Wednesday, January 26, 2011

Jimmy the Greek's Retirement Advice

My friend, Peter, discovering that I am floating (flouting) my resume publicly, has presented me with some persuasive arguments why this course of action is either unwise or unnecessary. His first consideration is a kind of Pascal's Wager with the Social Security Administraton, though I think Jimmy the Greek's Retirement Advice is closer to the spirit of the thing: it's a safe bet that anyone is either going to live for a while, or not. Social Security is a betting pool in which we are entitled to bet against the government. If we wait until we've optimized our benefits - say at age 70 - then we're betting that we live long enough to cash in the most chips we can at the window. We're also betting that we live far enough past 70 to enjoy this modest increase in winnings. But if we go for the cash early, even though it's a smaller pot, we're betting that we might crap out tomorrow. If we cash in early and survive, then of course in the longer stretch we'll come out ahead (and of course if we don't we will be beyond caring).
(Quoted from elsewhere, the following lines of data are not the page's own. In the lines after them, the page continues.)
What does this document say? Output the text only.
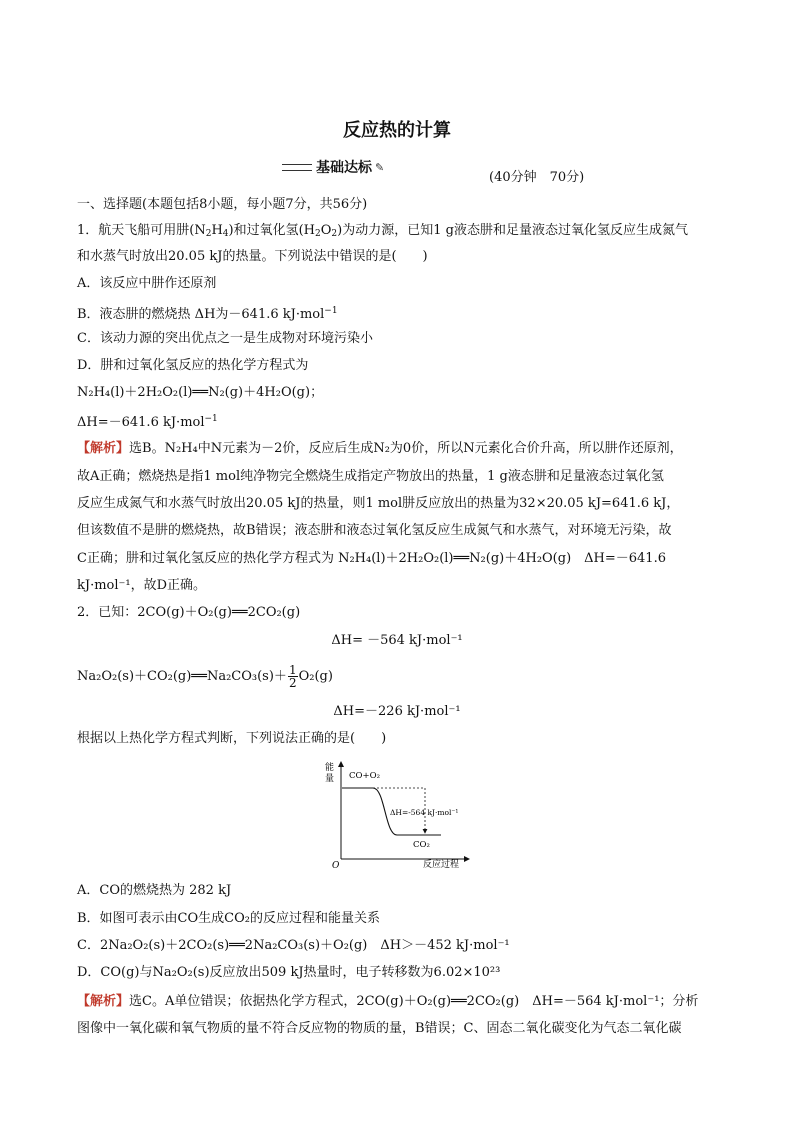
反应热的计算
基础达标 ✎
(40分钟　70分)
一、选择题(本题包括8小题，每小题7分，共56分)
1．航天飞船可用肼$(N_2H_4)$和过氧化氢$(H_2O_2)$为动力源，已知1 g液态肼和足量液态过氧化氢反应生成氮气
和水蒸气时放出20.05 kJ的热量。下列说法中错误的是(　　)
A．该反应中肼作还原剂
B．液态肼的燃烧热 ΔH为－641.6 kJ·mol$^{-1}$
C．该动力源的突出优点之一是生成物对环境污染小
D．肼和过氧化氢反应的热化学方程式为
N₂H₄(l)＋2H₂O₂(l)══N₂(g)＋4H₂O(g)；
ΔH=－641.6 kJ·mol$^{-1}$
【解析】选B。N₂H₄中N元素为－2价，反应后生成N₂为0价，所以N元素化合价升高，所以肼作还原剂，
故A正确；燃烧热是指1 mol纯净物完全燃烧生成指定产物放出的热量，1 g液态肼和足量液态过氧化氢
反应生成氮气和水蒸气时放出20.05 kJ的热量，则1 mol肼反应放出的热量为32×20.05 kJ=641.6 kJ，
但该数值不是肼的燃烧热，故B错误；液态肼和液态过氧化氢反应生成氮气和水蒸气，对环境无污染，故
C正确；肼和过氧化氢反应的热化学方程式为 N₂H₄(l)＋2H₂O₂(l)══N₂(g)＋4H₂O(g)　ΔH=－641.6
kJ·mol⁻¹，故D正确。
2．已知：2CO(g)＋O₂(g)══2CO₂(g)
ΔH= －564 kJ·mol⁻¹
Na₂O₂(s)＋CO₂(g)══Na₂CO₃(s)＋ $\frac{1}{2} O_2(g)$
ΔH=－226 kJ·mol⁻¹
根据以上热化学方程式判断，下列说法正确的是(　　)
能
量
O	反应过程
CO+O₂
CO₂
ΔH=-564 kJ·mol⁻¹
A．CO的燃烧热为 282 kJ
B．如图可表示由CO生成CO₂的反应过程和能量关系
C．2Na₂O₂(s)＋2CO₂(s)══2Na₂CO₃(s)＋O₂(g)　ΔH＞－452 kJ·mol⁻¹
D．CO(g)与Na₂O₂(s)反应放出509 kJ热量时，电子转移数为6.02×10²³
【解析】选C。A单位错误；依据热化学方程式，2CO(g)＋O₂(g)══2CO₂(g)　ΔH=－564 kJ·mol⁻¹；分析
图像中一氧化碳和氧气物质的量不符合反应物的物质的量，B错误；C、固态二氧化碳变化为气态二氧化碳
And then there's the partisan/political wrinkle to consider: with the Grand Old Privatizers in conrol of the Congressional House, it's anyone's guess if your chips will be negotiable when you do take them up to the window. This casino may close before your roulette wheel comes up red or black. The current Republican ascendancy makes your odds better if you take the money while it's still there and run - don't worry about the break-even point, take it while you can and spend it like you stole it. This is the argument from wisdom.
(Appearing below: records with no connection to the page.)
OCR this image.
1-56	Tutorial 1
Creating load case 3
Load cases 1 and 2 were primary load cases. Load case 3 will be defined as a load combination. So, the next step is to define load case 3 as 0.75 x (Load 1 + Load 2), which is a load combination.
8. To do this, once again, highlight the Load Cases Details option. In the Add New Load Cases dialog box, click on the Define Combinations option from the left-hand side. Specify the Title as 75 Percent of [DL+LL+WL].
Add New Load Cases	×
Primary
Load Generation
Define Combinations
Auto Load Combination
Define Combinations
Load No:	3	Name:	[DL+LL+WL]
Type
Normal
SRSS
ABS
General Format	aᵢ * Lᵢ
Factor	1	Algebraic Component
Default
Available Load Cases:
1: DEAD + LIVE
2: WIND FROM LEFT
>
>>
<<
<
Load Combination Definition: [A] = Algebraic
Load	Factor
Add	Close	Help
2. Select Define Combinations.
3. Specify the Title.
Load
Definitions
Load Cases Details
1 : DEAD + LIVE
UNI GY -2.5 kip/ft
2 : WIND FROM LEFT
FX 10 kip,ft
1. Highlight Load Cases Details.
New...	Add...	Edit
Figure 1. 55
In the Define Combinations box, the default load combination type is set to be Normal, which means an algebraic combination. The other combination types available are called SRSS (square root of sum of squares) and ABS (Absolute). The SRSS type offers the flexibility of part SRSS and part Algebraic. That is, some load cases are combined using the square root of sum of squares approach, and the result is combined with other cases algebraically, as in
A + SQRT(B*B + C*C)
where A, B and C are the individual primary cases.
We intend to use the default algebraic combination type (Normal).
Then there's the argument from necessity. The less you need, the less you need. And admittedly I don't need much (although even the little I do need seems to get harder to pay for). This is the "Simplify, simplify, simplify" argument, or as my alter ego tells me daily, "I have enough money to last me the rest of my life, unless I buy something." (This is known as the Jackie Mason School of Economic Theory.) There's something to this of course, although those who think this way and try to bring it off usually end up in the early stages looking something like this:


(Thoreau was, as it happens, an intellectual forebear of the Digital Age: "An honest man has hardly need to count more than his ten fingers, or in extreme cases he may add his ten toes, and lump the rest. . . . I say, let your affairs be as two or three . . .  and keep your accounts on your thumb nail.") 

Eventually, after years of simplicity, self-denial, staying in the front yard, buying gasoline in mason jars, making furniture out of logs, hunting the neighbors' pets after dark, and learning to think of "found objects" as "art" 

 "You'll never believe what I found!"

 the man of simplicity begins to look like

"Brother, can you spare a dhoti?"

It is evident by now that I am a Lamarckian, which is to say that I subscribe to the discredited biological theory that hereditary traits are acquired through external, environmental factors such as simplicity, abject poverty, starvation, having to walk everywhere, and so on. For example, let's imagine that, over a million years or so, lions ate every single wildebeest . . . no, that's not going to work. Well, in its simplest terms, Lamarckianism suggests that if a woman enceinte, or a mother-to-be, were startled some dark night by an oncoming motorcycle, she would bear a one-eyed offspring. Lamarck was initially thought to be discredited when his detractors pointed out that the original Homeric Cyclops was born before the era of the motorcycle. But recent archeological studies have unearthed remnants of the Stradivarius 1200, the preferred mount of the ancient Parthian marauders.